HRA accounts are credited at the same frequency in which your eligibility is credited. Meaning: the amount of excess contributions earned in a work quarter will be tallied and subsequently credited to an employee’s HRA account during the corresponding quarter of coverage.

Work Quarter Quarter of Coverage
January, February, March July, August, September
April, May, June October, November, December
July, August, September January, February, March
October, November, December April, May June

Please note that the middle column is deliberately left blank to emphasize the fact that there exists an administrative “lag quarter” that separates a work quarter from its corresponding quarter of coverage. Meaning: Excess contributions in any work quarter does get credited in the subsequent calendar quarter of coverage. Rather, it skips a quarter.

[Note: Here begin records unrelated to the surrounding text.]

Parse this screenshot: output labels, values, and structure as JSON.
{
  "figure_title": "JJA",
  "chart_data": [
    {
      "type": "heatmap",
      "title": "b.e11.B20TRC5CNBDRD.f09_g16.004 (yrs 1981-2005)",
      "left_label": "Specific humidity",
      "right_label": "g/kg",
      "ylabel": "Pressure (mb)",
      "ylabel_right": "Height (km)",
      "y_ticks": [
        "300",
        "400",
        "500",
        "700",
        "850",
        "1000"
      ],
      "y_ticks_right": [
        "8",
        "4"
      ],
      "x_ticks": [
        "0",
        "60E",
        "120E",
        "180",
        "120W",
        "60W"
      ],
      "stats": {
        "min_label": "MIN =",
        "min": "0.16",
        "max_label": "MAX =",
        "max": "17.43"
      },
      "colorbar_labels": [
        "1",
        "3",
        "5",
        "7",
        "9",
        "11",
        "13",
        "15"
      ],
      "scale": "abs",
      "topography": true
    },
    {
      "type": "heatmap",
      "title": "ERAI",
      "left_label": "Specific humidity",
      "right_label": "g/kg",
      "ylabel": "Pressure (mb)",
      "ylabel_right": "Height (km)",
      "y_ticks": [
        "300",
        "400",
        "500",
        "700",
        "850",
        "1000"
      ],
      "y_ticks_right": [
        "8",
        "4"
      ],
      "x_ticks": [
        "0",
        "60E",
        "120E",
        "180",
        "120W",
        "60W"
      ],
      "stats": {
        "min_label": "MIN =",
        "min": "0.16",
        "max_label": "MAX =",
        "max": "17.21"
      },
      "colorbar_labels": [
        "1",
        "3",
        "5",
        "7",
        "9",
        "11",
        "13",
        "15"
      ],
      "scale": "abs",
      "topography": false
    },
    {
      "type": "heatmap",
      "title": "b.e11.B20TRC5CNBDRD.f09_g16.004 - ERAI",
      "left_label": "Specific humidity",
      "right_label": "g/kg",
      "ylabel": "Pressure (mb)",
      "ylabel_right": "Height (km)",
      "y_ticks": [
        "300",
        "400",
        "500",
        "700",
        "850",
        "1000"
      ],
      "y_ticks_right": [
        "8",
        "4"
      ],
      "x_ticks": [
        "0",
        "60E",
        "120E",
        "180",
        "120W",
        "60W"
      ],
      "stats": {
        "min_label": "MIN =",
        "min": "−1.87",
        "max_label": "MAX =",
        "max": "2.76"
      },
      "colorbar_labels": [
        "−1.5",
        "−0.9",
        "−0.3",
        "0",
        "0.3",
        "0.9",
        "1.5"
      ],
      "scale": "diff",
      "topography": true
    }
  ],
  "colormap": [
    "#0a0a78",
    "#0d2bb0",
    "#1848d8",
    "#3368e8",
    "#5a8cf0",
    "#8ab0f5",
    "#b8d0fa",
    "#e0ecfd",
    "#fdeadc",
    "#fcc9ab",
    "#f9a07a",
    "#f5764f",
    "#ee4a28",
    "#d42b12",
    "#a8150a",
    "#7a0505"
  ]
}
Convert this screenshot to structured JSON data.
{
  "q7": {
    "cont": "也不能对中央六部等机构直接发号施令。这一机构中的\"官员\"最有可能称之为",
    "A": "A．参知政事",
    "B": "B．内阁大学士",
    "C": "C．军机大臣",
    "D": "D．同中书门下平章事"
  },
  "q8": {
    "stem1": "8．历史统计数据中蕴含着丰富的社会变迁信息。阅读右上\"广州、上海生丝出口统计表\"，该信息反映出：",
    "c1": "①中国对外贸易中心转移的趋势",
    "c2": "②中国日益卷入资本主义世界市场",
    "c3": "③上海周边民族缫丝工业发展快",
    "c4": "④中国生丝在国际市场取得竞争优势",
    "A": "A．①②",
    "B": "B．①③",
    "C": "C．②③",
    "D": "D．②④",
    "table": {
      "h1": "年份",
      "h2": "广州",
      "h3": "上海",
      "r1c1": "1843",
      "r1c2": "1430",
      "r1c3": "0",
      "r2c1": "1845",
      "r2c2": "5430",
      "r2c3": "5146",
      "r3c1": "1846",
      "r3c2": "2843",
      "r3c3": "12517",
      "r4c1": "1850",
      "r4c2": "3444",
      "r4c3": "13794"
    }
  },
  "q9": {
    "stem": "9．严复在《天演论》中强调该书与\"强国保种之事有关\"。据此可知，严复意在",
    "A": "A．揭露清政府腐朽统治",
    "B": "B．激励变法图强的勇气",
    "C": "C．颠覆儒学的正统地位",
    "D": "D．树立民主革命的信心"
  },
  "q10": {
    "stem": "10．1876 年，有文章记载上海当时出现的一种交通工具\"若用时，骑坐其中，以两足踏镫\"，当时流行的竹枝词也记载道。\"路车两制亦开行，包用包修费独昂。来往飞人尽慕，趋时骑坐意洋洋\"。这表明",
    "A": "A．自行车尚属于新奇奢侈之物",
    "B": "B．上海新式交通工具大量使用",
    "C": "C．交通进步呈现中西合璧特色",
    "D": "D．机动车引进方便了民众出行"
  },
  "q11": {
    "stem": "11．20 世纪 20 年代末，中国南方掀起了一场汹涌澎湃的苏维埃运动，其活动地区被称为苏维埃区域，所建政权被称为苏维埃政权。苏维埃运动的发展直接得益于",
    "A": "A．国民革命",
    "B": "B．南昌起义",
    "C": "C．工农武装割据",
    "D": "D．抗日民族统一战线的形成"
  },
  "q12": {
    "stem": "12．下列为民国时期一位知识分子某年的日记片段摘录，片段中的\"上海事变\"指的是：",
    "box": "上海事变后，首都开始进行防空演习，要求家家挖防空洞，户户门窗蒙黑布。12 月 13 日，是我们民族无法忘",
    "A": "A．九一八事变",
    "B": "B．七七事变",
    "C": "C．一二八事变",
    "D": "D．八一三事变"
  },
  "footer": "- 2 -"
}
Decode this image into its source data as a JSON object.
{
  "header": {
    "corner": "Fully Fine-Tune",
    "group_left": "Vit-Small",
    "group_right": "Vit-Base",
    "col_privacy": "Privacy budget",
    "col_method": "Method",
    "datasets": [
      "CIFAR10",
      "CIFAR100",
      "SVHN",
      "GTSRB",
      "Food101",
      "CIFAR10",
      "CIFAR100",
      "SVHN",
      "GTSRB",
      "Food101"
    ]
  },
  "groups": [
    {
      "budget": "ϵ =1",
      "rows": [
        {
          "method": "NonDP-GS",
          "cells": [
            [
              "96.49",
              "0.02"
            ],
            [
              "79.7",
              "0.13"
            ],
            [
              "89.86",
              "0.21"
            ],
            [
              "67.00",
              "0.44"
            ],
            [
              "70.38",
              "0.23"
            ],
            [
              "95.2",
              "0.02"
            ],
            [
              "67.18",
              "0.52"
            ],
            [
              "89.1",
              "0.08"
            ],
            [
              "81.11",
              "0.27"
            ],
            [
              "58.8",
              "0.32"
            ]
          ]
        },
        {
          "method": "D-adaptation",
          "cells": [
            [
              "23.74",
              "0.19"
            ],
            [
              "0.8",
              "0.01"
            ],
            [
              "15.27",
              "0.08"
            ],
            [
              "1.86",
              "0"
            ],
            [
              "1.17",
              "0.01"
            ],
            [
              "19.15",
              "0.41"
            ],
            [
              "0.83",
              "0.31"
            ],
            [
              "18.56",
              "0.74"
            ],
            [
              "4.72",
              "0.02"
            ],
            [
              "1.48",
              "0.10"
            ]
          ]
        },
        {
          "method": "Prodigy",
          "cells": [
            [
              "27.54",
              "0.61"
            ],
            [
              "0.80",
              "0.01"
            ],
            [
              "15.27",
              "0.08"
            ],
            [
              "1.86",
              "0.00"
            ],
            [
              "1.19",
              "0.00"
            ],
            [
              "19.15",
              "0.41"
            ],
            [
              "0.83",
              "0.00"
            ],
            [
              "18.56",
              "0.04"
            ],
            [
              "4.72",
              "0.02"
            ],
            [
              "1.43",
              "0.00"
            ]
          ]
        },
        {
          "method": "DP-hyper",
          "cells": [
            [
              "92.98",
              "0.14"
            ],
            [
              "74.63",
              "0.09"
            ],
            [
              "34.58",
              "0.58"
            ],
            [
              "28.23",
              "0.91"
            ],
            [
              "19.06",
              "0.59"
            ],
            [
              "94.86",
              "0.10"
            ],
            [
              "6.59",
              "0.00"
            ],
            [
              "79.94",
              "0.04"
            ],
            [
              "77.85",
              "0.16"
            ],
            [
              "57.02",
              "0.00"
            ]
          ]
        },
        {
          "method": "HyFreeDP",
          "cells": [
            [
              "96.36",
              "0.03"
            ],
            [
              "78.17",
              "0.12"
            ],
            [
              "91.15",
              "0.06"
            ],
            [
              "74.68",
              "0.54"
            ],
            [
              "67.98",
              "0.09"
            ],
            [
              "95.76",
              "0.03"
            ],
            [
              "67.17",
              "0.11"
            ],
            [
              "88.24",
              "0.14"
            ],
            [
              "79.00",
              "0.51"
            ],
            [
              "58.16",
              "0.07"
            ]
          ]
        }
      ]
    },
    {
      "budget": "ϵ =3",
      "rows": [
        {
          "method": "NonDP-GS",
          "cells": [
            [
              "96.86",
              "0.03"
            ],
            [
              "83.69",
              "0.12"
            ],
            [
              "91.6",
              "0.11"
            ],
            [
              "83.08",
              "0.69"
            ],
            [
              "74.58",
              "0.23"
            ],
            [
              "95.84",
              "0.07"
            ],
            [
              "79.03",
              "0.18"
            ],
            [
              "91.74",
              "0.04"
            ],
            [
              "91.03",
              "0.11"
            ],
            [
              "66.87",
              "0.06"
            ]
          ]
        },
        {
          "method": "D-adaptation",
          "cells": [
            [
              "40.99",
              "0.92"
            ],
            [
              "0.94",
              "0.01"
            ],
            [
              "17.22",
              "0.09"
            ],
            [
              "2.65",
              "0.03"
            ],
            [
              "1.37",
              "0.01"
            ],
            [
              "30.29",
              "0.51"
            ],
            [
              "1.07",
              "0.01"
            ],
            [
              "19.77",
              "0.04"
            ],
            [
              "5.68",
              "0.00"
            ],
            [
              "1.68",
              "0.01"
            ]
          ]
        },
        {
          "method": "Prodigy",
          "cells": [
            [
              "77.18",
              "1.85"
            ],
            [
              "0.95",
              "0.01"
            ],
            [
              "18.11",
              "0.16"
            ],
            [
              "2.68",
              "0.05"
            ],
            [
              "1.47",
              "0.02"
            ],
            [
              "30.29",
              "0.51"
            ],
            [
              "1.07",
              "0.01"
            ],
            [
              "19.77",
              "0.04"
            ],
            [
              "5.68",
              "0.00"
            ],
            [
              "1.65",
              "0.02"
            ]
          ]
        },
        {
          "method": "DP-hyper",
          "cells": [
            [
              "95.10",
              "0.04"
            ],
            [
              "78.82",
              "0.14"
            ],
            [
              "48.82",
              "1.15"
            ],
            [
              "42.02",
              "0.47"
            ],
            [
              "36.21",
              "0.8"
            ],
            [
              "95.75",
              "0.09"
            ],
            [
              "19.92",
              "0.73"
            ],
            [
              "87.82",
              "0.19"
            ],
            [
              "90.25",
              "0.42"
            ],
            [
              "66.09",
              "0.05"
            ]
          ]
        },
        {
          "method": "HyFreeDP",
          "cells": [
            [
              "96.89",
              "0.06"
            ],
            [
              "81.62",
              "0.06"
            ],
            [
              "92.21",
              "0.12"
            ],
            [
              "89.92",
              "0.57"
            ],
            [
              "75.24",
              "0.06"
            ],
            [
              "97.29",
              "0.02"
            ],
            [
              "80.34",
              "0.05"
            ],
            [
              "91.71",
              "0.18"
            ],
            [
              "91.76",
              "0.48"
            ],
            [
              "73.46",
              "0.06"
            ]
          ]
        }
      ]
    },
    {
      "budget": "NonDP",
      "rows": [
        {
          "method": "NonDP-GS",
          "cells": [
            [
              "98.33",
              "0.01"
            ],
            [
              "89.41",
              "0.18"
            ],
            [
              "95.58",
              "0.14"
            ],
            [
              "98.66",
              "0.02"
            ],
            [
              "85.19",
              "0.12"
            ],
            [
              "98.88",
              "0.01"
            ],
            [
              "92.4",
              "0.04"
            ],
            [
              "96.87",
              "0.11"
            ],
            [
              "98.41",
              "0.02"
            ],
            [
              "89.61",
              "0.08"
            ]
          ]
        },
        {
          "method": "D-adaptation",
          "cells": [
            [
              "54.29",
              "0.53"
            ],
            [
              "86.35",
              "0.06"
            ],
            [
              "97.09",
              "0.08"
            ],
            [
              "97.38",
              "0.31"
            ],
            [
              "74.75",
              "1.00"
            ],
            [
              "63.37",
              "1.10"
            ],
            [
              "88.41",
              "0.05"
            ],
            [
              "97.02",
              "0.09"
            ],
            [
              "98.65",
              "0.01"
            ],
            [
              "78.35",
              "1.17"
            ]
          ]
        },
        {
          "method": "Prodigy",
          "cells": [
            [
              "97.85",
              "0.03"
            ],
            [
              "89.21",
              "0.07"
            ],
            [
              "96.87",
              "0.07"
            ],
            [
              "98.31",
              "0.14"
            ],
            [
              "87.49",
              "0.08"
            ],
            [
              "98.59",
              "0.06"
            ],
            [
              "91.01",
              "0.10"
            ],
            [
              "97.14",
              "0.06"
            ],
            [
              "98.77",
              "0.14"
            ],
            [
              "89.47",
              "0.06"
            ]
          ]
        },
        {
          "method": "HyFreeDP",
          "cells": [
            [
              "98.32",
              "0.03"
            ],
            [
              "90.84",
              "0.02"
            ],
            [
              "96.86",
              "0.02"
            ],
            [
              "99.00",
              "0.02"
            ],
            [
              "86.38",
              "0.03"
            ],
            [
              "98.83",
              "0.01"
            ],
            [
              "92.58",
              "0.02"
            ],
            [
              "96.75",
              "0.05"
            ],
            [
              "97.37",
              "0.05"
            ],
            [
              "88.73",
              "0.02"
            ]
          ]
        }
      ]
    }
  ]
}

Participants who are unable to find their Paylocity debit card, can order another one at www.batinfo.com or they can either call the Fund Office or Paylocity directly and they will order one for you. Be advised that there is a ten-dollar ($10) replacement fee that will automatically be deducted from the balance of your HRA account upon issuance of the replacement card.

Generally, the following medical services require prior-authorization or pre-certification.

additional information to help you make the right health decision for you and your family.

  • Alcohol dependency
  • Bariatric/gastric bypass
  • Cardiac rehabilitation
  • Cat Scans
  • Chemical dependency
  • Chemotherapy
  • Corrective surgery
  • Dental work performed in a hospital setting
  • Durable medical equipment in amounts greater than $1,000.00.
  • Epidural injections/nerve blockers
  • Genetic testing
  • Home health care
  • Hospice
  • Inpatient care
  • Inpatient rehabilitation
  • Inpatient surgery
  • Mental Health benefits
  • MRI’s
  • Neuropsychological testing
  • Occupational therapy
  • Orthotics greater than $1,000.00.
  • Orthotripsy
  • Outpatient surgery
  • PET Scans
  • Pharmacogenetics
  • Physical therapy treatments greater than 17
  • Private Duty Nursing
  • Prosthetics
  • Pulmonary Rehabilitation
  • Physical therapy
  • Radiation therapy
  • Reconstructive surgery
  • Sclerotherapy
  • Skilled nursing benefits
  • Speech therapy
  • Substance abuse
  • Surgeries of any type
  • Synagis Injections
  • Transplants
  • Trigger point injections
  • Vein therapy

The Plan will not make payment toward services that require pre-certification but did not receive authorization.

Self-payments are always due no later than the close of business on the first business day of the month.

Eligible journeypersons, apprentices, employees and Indiana Plan employees can receive a gross weekly income of up to fifty percent (50%) of their weekly salary (excluding any overtime) up to a maximum of $550.00 per week.

Teladoc is the name of the Health and Benefit Plans telemedicine provider. Teladoc provides you and any eligible dependent with 24/7 telephone, video and web access consultation to a board-certified physician for common and minor ailments such as allergies, sinus infections, ear infections, flu, colds etc.

Teladoc is available to only the active and non-Medicare participants of the Plan.

There are three ways to access Teladoc. You can call 1-800-Teladoc [1-800-835-2362] or go to www.teladoc.com, or you could finally download the Teladoc app to your smartphone. While you do that, please make certain that each of your covered dependents download the Teladoc app as well.

There is NO CHARGE to you for this service. The Health and Benefit Plan will pay the full cost for eligible Health and Benefit Plan participants.